Responsive Design is a User Interface (UI) design term that originated for website design. In fact, in most cases it is still referred to as Responsive Web Design. Here is Wikipedia’s definition (paraphrased for brevity):
Responsive Web Design (RWD) essentially indicates that a web site is crafted to use Cascading Style Sheets 3 media queries, with fluid proportion-based grids, to adapt the layout to the viewing environment, and probably also use flexible images. As a result, users across a broad range of devices and browsers will have access to a single source of content, laid out so as to be easy to read and navigate with a minimum of resizing, panning, and scrolling.
In the current environment, especially with the advent of web apps, as opposed to web pages, and more so, with the blurring of the lines between web apps and mobile apps, Responsive Design is extending beyond the web.

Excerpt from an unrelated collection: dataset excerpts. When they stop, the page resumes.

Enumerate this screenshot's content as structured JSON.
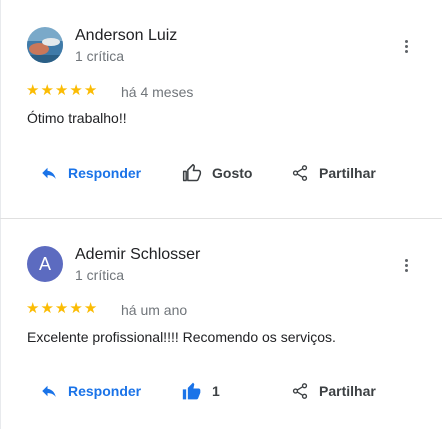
{
  "reviews": [
    {
      "author": "Anderson Luiz",
      "review_count": "1 crítica",
      "avatar_letter": "",
      "rating": 5,
      "date": "há 4 meses",
      "text": "Ótimo trabalho!!",
      "actions": {
        "reply": "Responder",
        "like": "Gosto",
        "share": "Partilhar"
      }
    },
    {
      "author": "Ademir Schlosser",
      "review_count": "1 crítica",
      "avatar_letter": "A",
      "rating": 5,
      "date": "há um ano",
      "text": "Excelente profissional!!!! Recomendo os serviços.",
      "actions": {
        "reply": "Responder",
        "like": "1",
        "share": "Partilhar"
      }
    }
  ],
  "colors": {
    "accent": "#1a73e8",
    "star": "#fbbc04",
    "avatar": "#5c6bc0"
  },
  "icons": {
    "reply": "reply-arrow-icon",
    "like": "thumb-up-icon",
    "share": "share-icon",
    "more": "more-vert-icon",
    "star": "star-icon"
  }
}
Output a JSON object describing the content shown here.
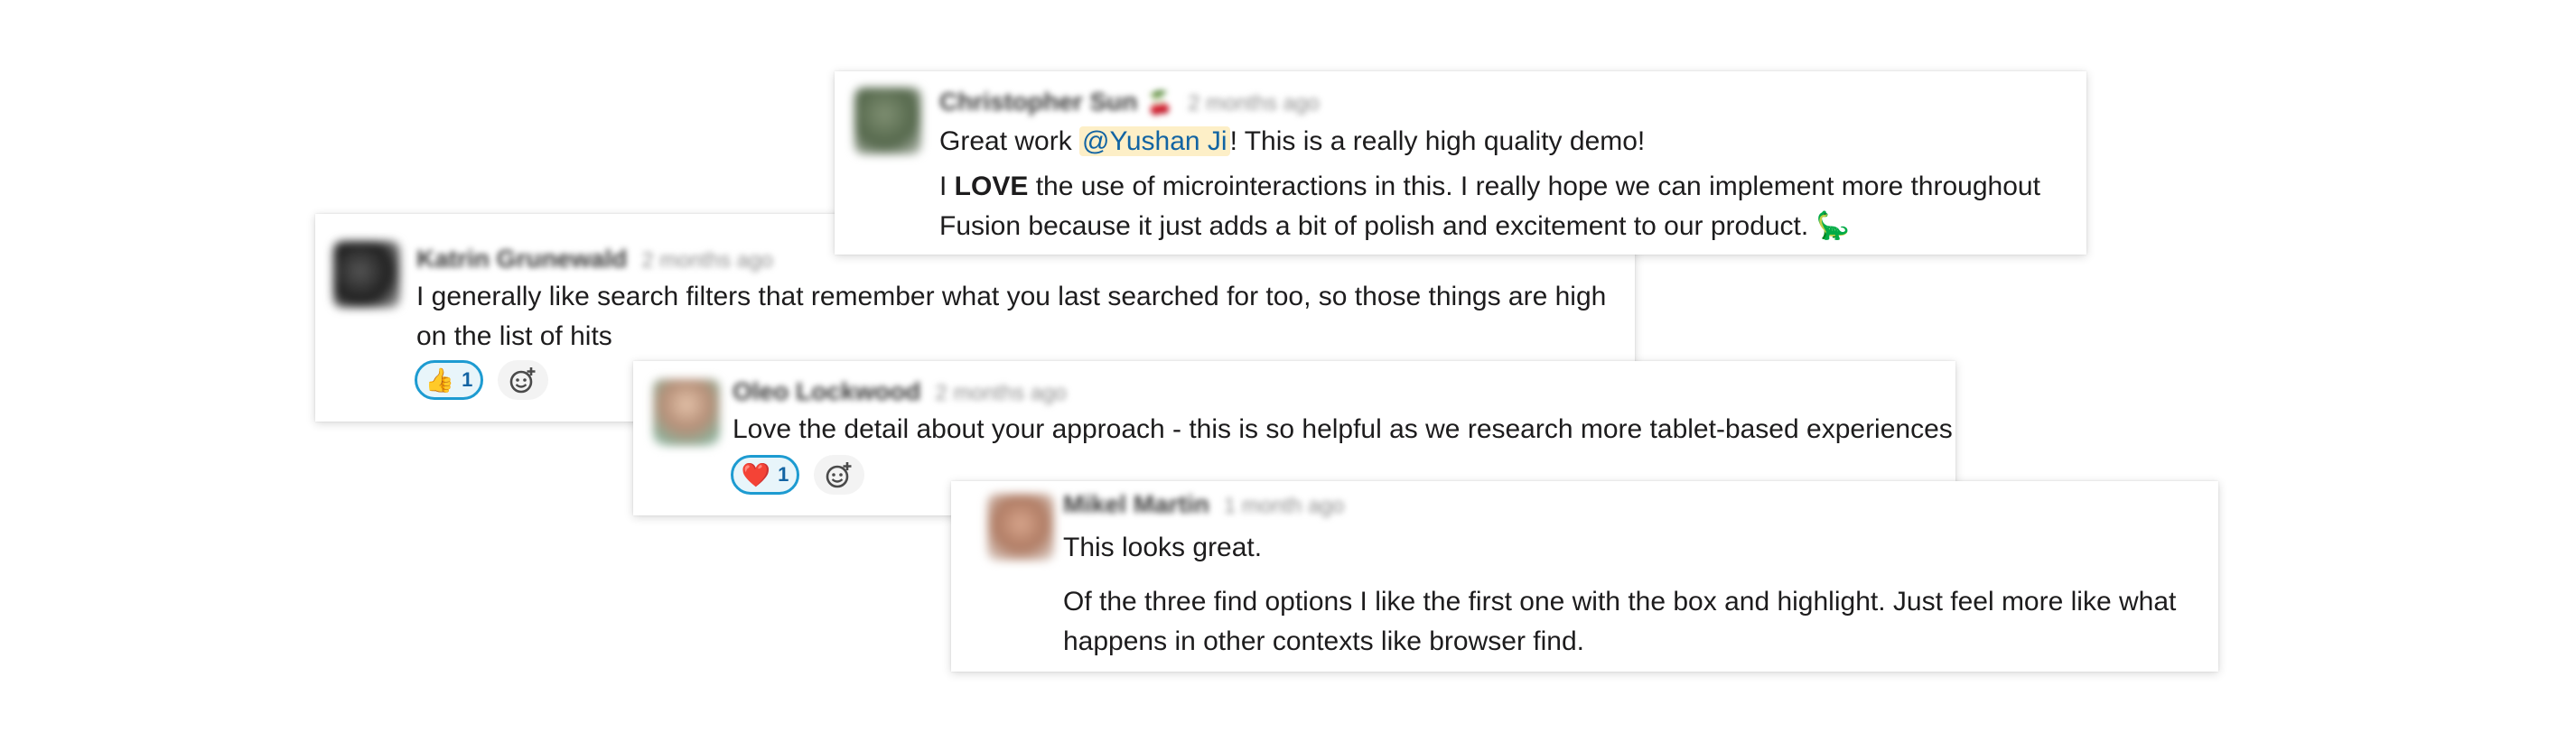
{
  "comments": [
    {
      "author": "Christopher Sun",
      "flag": "🍒",
      "time": "2 months ago",
      "line1_pre": "Great work ",
      "mention": "@Yushan Ji",
      "line1_post": "! This is a really high quality demo!",
      "line2_pre": "I ",
      "line2_bold": "LOVE",
      "line2_post": " the use of microinteractions in this. I really hope we can implement more throughout",
      "line3": "Fusion because it just adds a bit of polish and excitement to our product.",
      "emoji": "🦕"
    },
    {
      "author": "Katrin Grunewald",
      "time": "2 months ago",
      "line1": "I generally like search filters that remember what you last searched for too, so those things are high",
      "line2": "on the list of hits",
      "reaction_emoji": "👍",
      "reaction_count": "1"
    },
    {
      "author": "Oleo Lockwood",
      "time": "2 months ago",
      "line1": "Love the detail about your approach - this is so helpful as we research more tablet-based experiences",
      "reaction_emoji": "❤️",
      "reaction_count": "1"
    },
    {
      "author": "Mikel Martin",
      "time": "1 month ago",
      "line1": "This looks great.",
      "line2": "Of the three find options I like the first one with the box and highlight. Just feel more like what",
      "line3": "happens in other contexts like browser find."
    }
  ],
  "colors": {
    "mention_bg": "#fdefc7",
    "mention_text": "#1264a3",
    "reaction_border": "#1d9bd1"
  }
}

In the good old days, we had pretty much standard user interfaces – a fixed resolution screen, which displayed graphics in a fixed space. (In the really good old days, we had green characters on a screen with fixed number of characters per line!). With the advent of Windows based OSes came the first instance of the need for UI design. As people discovered window resizing, UI designers began taking that into consideration. In my opinion, that was when responsive design was born, but all it involved was adding appropriate scroll bars to the windows, as and when needed. In today’s world, we have mobile and tablet devices with all possible resolutions, form factors and the ability to change the devices orientation, mid-use. Users no longer accept apps that don’t adjust themselves to their devices current form factor and orientation.

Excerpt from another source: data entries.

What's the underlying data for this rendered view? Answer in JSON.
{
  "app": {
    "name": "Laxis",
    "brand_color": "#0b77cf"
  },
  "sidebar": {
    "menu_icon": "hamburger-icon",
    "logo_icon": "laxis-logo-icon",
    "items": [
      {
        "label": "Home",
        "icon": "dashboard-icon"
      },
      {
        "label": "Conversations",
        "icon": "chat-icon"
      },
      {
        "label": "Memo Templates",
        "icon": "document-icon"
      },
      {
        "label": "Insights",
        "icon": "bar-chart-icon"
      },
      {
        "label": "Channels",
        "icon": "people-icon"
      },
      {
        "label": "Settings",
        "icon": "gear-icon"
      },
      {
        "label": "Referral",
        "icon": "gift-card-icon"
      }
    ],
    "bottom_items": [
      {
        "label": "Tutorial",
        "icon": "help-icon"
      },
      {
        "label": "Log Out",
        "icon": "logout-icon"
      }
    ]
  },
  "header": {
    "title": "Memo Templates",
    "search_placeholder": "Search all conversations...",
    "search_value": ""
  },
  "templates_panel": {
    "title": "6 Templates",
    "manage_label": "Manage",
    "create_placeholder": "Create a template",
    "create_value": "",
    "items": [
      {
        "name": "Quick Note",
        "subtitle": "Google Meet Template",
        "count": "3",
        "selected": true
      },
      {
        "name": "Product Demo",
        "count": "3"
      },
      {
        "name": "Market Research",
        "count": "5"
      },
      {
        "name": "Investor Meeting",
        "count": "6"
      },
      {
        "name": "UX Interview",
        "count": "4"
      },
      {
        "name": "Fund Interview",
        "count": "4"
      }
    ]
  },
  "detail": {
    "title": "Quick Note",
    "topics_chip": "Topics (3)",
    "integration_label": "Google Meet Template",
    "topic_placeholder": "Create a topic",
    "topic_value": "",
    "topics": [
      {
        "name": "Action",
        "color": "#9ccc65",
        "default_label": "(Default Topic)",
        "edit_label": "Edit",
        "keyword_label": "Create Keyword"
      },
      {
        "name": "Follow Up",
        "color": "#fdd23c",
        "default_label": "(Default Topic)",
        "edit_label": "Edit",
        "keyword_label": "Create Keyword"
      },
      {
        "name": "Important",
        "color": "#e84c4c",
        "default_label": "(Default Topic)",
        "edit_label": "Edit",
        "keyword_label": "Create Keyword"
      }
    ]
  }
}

The second big factor driving the need for responsive design is the fact that not everyone upgrades to the latest devices and versions of browsers/apps. This requires designers to design apps (mobile or web or even web pages) to handle older devices and browsers. This aspect of Responsive Design is referred to as Progressive Enhancement. Again from Wikipedia:
Progressive enhancement uses web technologies in a layered fashion that allows everyone to access the basic content and functionality of a web page, using any browser or Internet connection, while also providing an enhanced version of the page to those with more advanced browser software or better bandwidth.
Progressive design actually predates Responsive Web Design as it originated in pre-smart phone days when every phone had different browsers, most of which did not do media or JavaScript. Even today, if one is building a web app for worldwide consumption, most of the rest of the world is stuck in BlackBerry or even Symbian land.
One of the web apps and associated mobile apps that are (in my humble but most accurate opinion) an excellent example of responsive web design done right is Twitter. Go to Twitter on a desktop browser, a mobile web browser on an iPhone, iPad or via their mobile app, change device or orientation, whatever you do, the user experience and the data available on the screen remains just as accessible and dynamic. Twitter has built and published an entire JavaScript framework based on this design called Twitter Bootstrap. I discussed this framework in my earlier post on JavaScript – How JavaScript has become the language of choice for mobile and web.
I will give examples, with screenshots highlighting Responsive Design in a later post. Do you have any good (or bad) examples of responsive design? Leave a comment below…
Hi Sanjeev,
I maintain for some years now a website on Rational and Quality. Recently I’ve adopted the bootstrap framework. It works! A tip is that computer browsers can also get a feeling of the responsiveness when you minimize the width of the browser.